Bank of England Governor Mark Carney said an orderly departure by the U.K. from the European Union does not necessarily mean that the central bank would resume lifting interest rates.

"I'm not going to pre-commit, there is a lot of contingencies there," Carney said in an interview with Bloomberg News on. Oct 18, noting that global economic growth would be taken into account in the central bank's monetary policy decisions.

Carney made the statement a day after the U.K. and EU struck a revised withdrawal agreement, which is due to be voted on at the U.K. Parliament Oct. 19.

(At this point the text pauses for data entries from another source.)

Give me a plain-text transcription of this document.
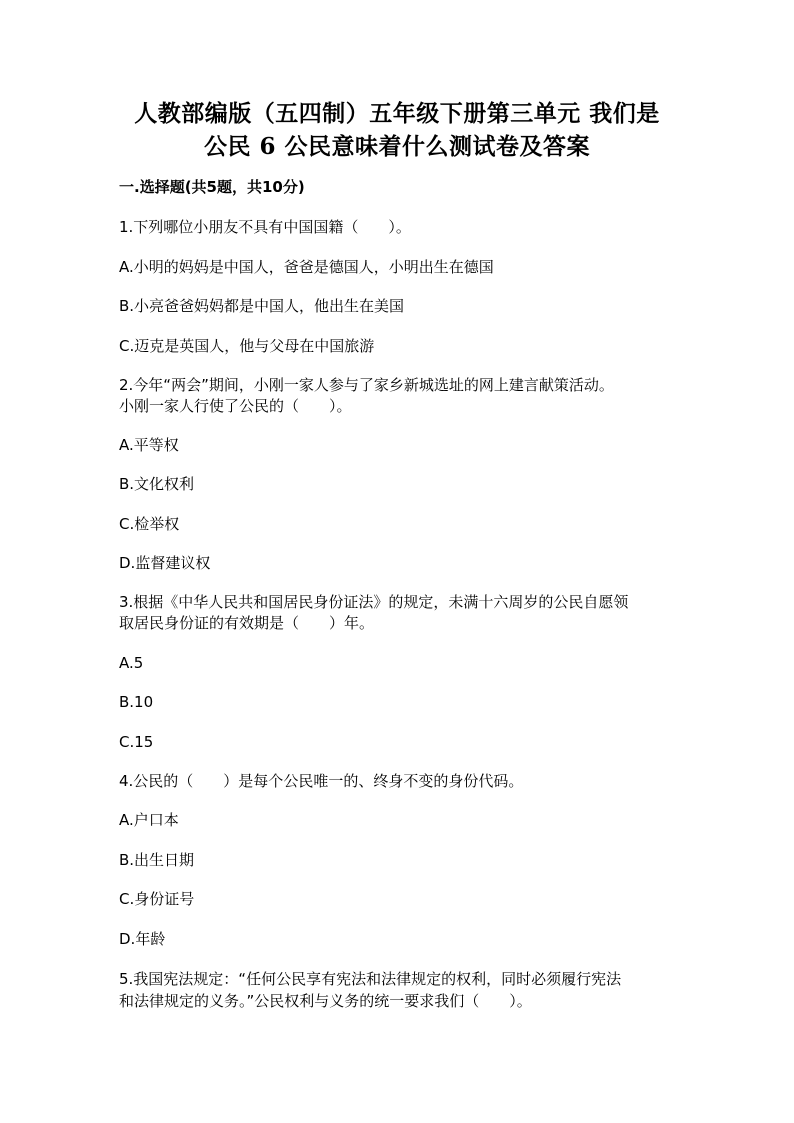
人教部编版（五四制）五年级下册第三单元 我们是
公民 6 公民意味着什么测试卷及答案
一.选择题(共5题，共10分)
1.下列哪位小朋友不具有中国国籍（　　）。
A.小明的妈妈是中国人，爸爸是德国人，小明出生在德国
B.小亮爸爸妈妈都是中国人，他出生在美国
C.迈克是英国人，他与父母在中国旅游
2.今年“两会”期间，小刚一家人参与了家乡新城选址的网上建言献策活动。
小刚一家人行使了公民的（　　）。
A.平等权
B.文化权利
C.检举权
D.监督建议权
3.根据《中华人民共和国居民身份证法》的规定，未满十六周岁的公民自愿领
取居民身份证的有效期是（　　）年。
A.5
B.10
C.15
4.公民的（　　）是每个公民唯一的、终身不变的身份代码。
A.户口本
B.出生日期
C.身份证号
D.年龄
5.我国宪法规定：“任何公民享有宪法和法律规定的权利，同时必须履行宪法
和法律规定的义务。”公民权利与义务的统一要求我们（　　）。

Carney said the BoE would react in a "normal time frame" if the U.K. crashes out of the EU without a deal. He added that policymakers are not divided on the overall strategy for a no-deal Brexit.

BoE Deputy Governor Dave Ramsden said a day earlier that a smooth Brexit would result in rate hike debates among policymakers. He said the central bank's guidance that "limited and gradual" rate increases would be appropriate following an orderly departure remains valid.

The BOE will announce its next monetary policy decision on Nov. 7, a week after the Oct. 31 Brexit date.

The U.K. government is required to ask the EU by Oct. 19 to extend the Brexit date to Jan. 31, 2020, unless Parliament approves the withdrawal agreement or agrees to a no-deal exit.